Windhoek-Although African economies have registered strong economic growth in recent years, this growth is not inclusive, while poverty and inequality prevail. As a result, countries have been urged to fulfil their role towards good governance, emphasised the just ended African Economic Conference in Addis Ababa, Ethiopia.
The conference noted that “evidence shows that countries with limited transparent, accountable and responsible governments and institutions, or weak socioeconomic systems, have experienced slow progress in diversifying the economy.”
“Transformation of African economies cannot take place in a vacuum. It requires the concerted effort of government policies to provide the enabling environment for such transformations to take place,” said Célestin Monga, vice-president, economic governance and knowledge management and chief economist at the African Development Bank.
The conference, took place in Addis Ababa, Ethiopia, from December 4-6, with the theme, ‘Governance for Structural Transformation’. The African Development Bank launched the African Economic Conference in November 2006 to foster knowledge exchange across a broad network of researchers, civil society organisations, and policy and development practitioners.
The 2017 AEC is organised jointly by the African Development Bank (AfDB), the United Nations Economic Commission for Africa (ECA) and the United Nations Development Programme (UNDP).
The 2017 conference brought together policy-makers, researchers and development practitioners from Africa and around the world to make strategic contributions to the achievement of structural transformation in Africa with an emphasis on developmental governance.
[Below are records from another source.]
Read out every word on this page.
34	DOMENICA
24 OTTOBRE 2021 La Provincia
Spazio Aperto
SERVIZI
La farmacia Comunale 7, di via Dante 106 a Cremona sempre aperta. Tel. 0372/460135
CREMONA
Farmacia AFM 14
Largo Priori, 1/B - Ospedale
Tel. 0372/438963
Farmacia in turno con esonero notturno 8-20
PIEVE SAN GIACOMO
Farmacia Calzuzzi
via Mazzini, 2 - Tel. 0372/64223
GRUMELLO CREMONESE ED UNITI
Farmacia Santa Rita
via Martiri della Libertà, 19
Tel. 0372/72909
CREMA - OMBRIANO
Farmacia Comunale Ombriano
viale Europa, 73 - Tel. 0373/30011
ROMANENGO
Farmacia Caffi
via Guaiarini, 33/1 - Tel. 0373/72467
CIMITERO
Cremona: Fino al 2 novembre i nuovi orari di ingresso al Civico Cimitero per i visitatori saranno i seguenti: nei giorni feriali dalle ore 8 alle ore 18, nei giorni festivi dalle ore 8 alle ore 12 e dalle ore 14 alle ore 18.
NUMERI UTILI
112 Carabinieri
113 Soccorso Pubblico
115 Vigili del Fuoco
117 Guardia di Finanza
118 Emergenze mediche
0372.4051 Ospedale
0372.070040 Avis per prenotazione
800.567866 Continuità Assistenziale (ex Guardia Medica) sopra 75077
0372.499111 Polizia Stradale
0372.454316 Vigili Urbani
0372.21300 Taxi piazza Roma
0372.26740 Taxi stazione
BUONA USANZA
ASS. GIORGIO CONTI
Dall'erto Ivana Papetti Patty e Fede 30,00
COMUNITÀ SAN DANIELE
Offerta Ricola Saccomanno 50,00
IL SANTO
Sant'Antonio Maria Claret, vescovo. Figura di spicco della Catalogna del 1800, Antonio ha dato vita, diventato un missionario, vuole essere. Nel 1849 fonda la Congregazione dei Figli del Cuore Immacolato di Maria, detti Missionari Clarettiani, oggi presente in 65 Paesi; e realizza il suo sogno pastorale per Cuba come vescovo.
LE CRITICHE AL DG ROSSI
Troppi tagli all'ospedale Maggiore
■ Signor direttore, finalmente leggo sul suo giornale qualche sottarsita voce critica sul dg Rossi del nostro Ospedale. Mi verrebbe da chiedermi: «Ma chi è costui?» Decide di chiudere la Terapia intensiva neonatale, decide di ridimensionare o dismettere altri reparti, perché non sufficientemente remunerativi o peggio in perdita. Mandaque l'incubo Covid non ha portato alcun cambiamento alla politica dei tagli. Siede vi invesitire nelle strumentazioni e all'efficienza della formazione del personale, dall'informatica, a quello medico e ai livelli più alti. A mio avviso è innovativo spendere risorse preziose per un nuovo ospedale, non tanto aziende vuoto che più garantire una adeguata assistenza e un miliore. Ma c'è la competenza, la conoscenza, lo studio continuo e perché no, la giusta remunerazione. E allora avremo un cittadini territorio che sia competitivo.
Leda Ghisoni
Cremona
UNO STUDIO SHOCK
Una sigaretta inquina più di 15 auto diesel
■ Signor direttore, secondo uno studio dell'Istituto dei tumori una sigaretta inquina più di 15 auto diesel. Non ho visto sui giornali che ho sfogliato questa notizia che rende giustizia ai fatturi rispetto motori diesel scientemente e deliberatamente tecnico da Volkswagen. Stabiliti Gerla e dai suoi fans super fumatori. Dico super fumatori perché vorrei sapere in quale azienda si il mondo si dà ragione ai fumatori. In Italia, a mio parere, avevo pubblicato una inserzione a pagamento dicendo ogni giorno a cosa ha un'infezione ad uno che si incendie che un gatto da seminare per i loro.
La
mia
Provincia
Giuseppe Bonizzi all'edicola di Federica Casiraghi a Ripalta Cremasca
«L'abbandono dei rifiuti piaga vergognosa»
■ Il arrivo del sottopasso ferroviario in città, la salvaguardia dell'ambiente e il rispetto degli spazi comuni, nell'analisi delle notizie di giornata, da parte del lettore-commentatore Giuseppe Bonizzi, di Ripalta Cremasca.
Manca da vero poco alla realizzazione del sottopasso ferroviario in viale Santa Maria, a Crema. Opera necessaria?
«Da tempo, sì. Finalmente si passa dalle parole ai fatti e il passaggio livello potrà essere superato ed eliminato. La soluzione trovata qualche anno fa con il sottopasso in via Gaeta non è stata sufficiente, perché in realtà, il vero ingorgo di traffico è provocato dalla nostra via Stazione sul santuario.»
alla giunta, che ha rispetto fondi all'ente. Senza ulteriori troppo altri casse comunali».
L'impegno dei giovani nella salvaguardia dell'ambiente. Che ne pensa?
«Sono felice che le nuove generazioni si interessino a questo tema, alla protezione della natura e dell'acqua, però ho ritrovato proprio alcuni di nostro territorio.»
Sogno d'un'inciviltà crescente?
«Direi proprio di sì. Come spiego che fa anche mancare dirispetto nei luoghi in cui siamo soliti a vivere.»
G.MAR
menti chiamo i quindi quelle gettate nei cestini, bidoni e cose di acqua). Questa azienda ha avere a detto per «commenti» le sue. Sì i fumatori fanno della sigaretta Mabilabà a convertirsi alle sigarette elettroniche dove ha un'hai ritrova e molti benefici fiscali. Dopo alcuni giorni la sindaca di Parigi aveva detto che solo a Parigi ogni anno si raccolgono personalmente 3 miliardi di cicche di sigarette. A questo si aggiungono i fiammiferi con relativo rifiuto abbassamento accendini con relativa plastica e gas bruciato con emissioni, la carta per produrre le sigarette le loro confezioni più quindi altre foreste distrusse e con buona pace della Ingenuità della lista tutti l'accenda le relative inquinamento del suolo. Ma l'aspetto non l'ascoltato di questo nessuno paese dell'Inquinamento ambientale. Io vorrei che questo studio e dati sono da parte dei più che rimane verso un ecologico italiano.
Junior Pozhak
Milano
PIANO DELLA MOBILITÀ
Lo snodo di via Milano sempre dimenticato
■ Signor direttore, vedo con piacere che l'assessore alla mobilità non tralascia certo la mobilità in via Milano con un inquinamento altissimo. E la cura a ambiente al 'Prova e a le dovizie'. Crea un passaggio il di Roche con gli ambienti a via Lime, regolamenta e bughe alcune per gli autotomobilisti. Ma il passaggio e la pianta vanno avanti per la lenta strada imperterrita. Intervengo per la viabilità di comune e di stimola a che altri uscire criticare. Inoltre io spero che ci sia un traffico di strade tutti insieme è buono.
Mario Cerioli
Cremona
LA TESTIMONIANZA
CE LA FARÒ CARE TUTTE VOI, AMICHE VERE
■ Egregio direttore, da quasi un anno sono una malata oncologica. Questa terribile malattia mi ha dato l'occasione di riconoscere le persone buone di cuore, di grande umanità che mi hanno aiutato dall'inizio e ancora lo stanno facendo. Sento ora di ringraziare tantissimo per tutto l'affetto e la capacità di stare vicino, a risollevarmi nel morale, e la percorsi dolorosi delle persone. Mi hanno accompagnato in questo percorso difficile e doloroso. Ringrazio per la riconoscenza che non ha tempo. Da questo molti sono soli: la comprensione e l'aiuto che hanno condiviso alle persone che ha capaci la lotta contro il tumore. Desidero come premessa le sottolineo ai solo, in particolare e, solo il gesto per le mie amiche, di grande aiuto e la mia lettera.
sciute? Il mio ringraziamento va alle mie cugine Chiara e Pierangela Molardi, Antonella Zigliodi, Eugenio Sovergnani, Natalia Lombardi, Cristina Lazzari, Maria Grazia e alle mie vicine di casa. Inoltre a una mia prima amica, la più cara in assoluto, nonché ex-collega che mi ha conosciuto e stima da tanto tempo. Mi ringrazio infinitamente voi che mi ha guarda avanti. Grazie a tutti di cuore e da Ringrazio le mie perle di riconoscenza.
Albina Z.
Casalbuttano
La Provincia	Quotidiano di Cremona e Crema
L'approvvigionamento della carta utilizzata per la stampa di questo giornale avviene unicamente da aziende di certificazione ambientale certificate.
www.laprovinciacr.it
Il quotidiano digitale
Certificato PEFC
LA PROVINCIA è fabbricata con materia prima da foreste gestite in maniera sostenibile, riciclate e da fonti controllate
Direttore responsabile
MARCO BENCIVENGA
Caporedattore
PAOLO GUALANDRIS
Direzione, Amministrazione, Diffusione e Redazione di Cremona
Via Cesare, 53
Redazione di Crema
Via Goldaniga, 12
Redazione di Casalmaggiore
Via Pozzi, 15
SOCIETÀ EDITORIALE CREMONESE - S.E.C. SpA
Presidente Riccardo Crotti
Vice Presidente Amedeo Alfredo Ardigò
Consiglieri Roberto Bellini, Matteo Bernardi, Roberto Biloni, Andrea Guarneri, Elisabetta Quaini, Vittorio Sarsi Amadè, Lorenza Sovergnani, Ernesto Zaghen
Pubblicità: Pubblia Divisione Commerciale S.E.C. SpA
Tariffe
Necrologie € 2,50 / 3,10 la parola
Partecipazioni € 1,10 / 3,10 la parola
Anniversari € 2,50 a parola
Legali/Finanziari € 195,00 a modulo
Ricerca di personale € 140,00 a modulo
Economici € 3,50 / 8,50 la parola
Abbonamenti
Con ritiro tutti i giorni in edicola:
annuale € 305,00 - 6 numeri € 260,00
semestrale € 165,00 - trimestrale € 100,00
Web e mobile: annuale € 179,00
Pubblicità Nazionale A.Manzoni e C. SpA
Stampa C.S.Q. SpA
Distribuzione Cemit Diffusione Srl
“The goal of the 2017 African Economic Conference is to identify more specific governance policies and strategies for successful structural transformation, building on existing best practices and alternative African perspectives leading to structural transformation,” Monga said.
Indeed, unlocking the industrialization potential is one challenge that most African governments are grappling with today. There is growing recognition that governments have an important role to play in leading the industrialization process of their countries, framed by comprehensive and resolute industrial policy.
Some of the high-level participants at the conference include Prime Minister of Ethiopia Hailemariam Desalegn,; United Nations Under Secretary-General and Executive Secretary of the United Nations Economic Commission for Africa Vera Songwe; Chairperson, African Union Commission Moussa Faki Mahamat and the director of the Regional Service Centre for Africa of the United Nations Development Programme, Lamin Manneh.